Unmatched reads (reads that are mapped to an unmatched reference e.g. a SAM reference for which there is no CLC reference counterpart) are not imported. The same is the case whenever inconsistencies have occurred with respect to name or length. The log lists all mapping data or unmatched reads that were not imported and marks whether import failed because of unmatched reads being present in the SAM/BAM file or because of inconsistencies in name/length.

Some notes regarding reference sequence naming

Reference sequences in a SAM/BAM file cannot contain spaces. If the name of a reference sequence in the Workbench contains spaces, the Workbench assume that the names of the references in the SAM file will be the same as the names of the References within the Workbench, but with all spaces removed. For exapmple, if your reference sequence in the Workbench was called my reference sequence, the Workbench would recognize a reference in the SAM file as the appropriate reference if it was of the same length and had the name myreferencesequence.

Neither the @ character nor the = character are allowed within reference sequence names in SAM files. Any instances of these characters in the name of a reference sequence in the Workbench will be replaced with a _ for the sake of identifying the appropriate reference when importing a SAM or BAM file. For example, if a reference sequence in the Workbench was called my=reference@sequence, the Workbench would recognize a reference in the SAM file as the appropriate reference if it was of the same length and had the name my_reference_sequence.

Image importngsdialog-sam-step1
Figure 6.14: Defining SAM/BAM file and reference sequence(s).

Click Next to specify how to handle the results (Figure 6.15). Under Output options the "Save downloaded reference sequence" will be enabled if the "Download references" box was ticked in the previous step (which would be the case when the SAM/BAM file contained information about where to find the reference sequence e.g. if the SAM/BAM file came from an external provider).

Image importngsdialog-sam-step3
Figure 6.15: Specify the result handling.

Ticking the "Create Reads Track" box results in the generation of a track-based mapping. Alternatively, the "Create Stand-Alone Read Mapping" results in a normal read mapping file. By ticking the "Import unmapped reads" box, a sequence list of the unmapped reads will be created. To avoid importing unmapped reads, untick this box.

We recommend choosing Save in order to save the results directly to a folder, as you will probably wish to save the data anyway before proceeding with your analysis.
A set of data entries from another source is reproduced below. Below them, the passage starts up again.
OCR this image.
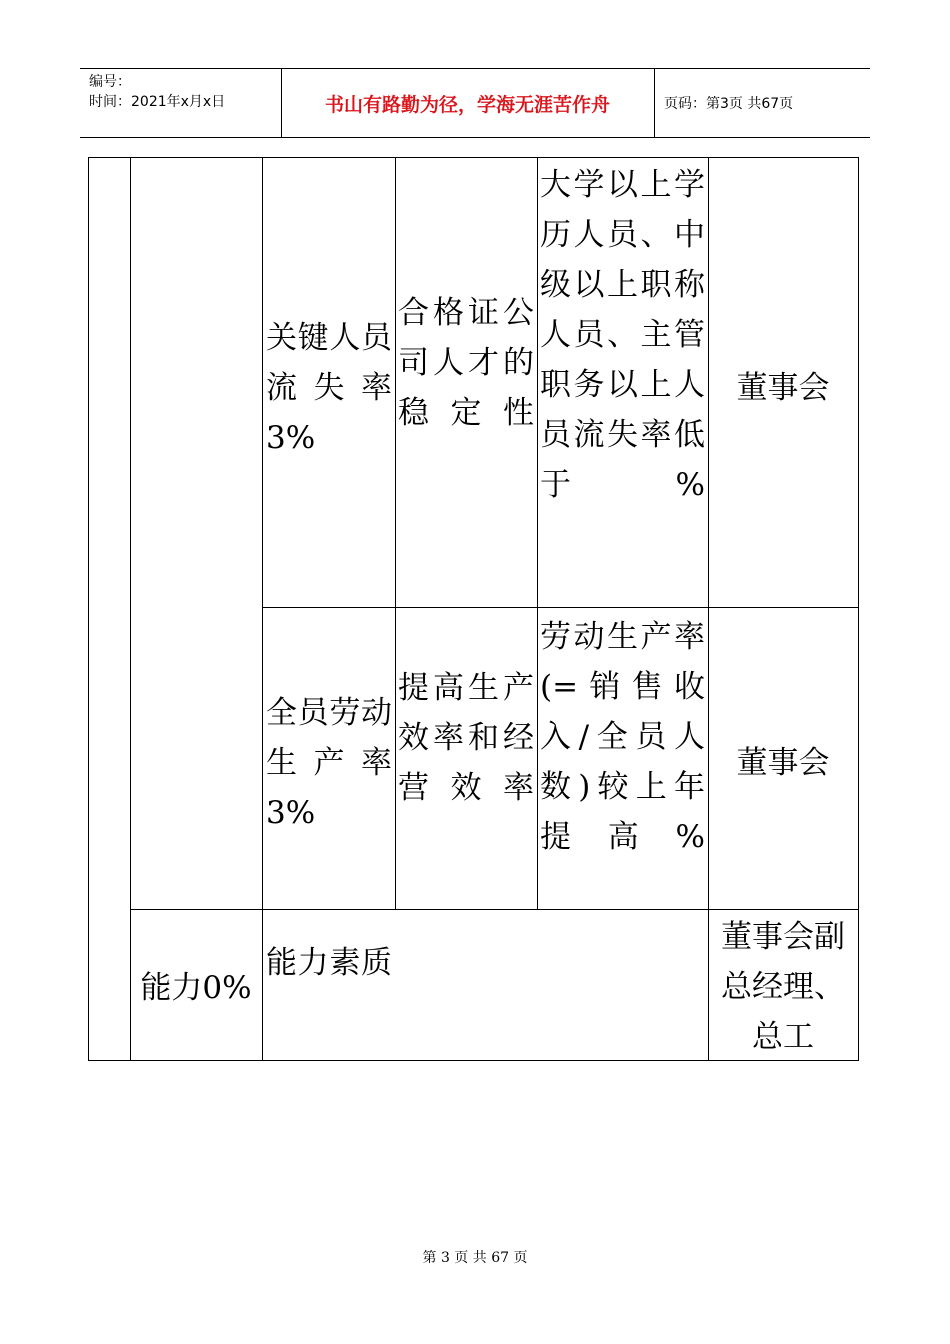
编号：
时间：2021年x月x日	书山有路勤为径，学海无涯苦作舟	页码：第3页 共67页
关键人员流失率3%
合格证公司人才的稳定性
大学以上学历人员、中级以上职称人员、主管职务以上人员流失率低于%
董事会
全员劳动生产率3%
提高生产效率和经营效率
劳动生产率(=销售收入/全员人数)较上年提高%
董事会
能力0%
能力素质
董事会副总经理、总工
第 3 页 共 67 页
For further information about how to handle the results.

Note that this import operation is very memory-consuming for large data sets, and particularly those with many reads marked as members of broken pairs in the mapping.



Footnotes

... missing"6.1
If you are using a CLC Genomics Server to import files located on the Server (rather than locally), then checks for corresponding reference names and lengths cannot be carried out, so nothing will be reported in this section of the Wizard. This means you will be able to continue to launch the import with correct or incorrect reference sets specified. However, any inconsistencies in these will lead to the import task failing with an error related to this.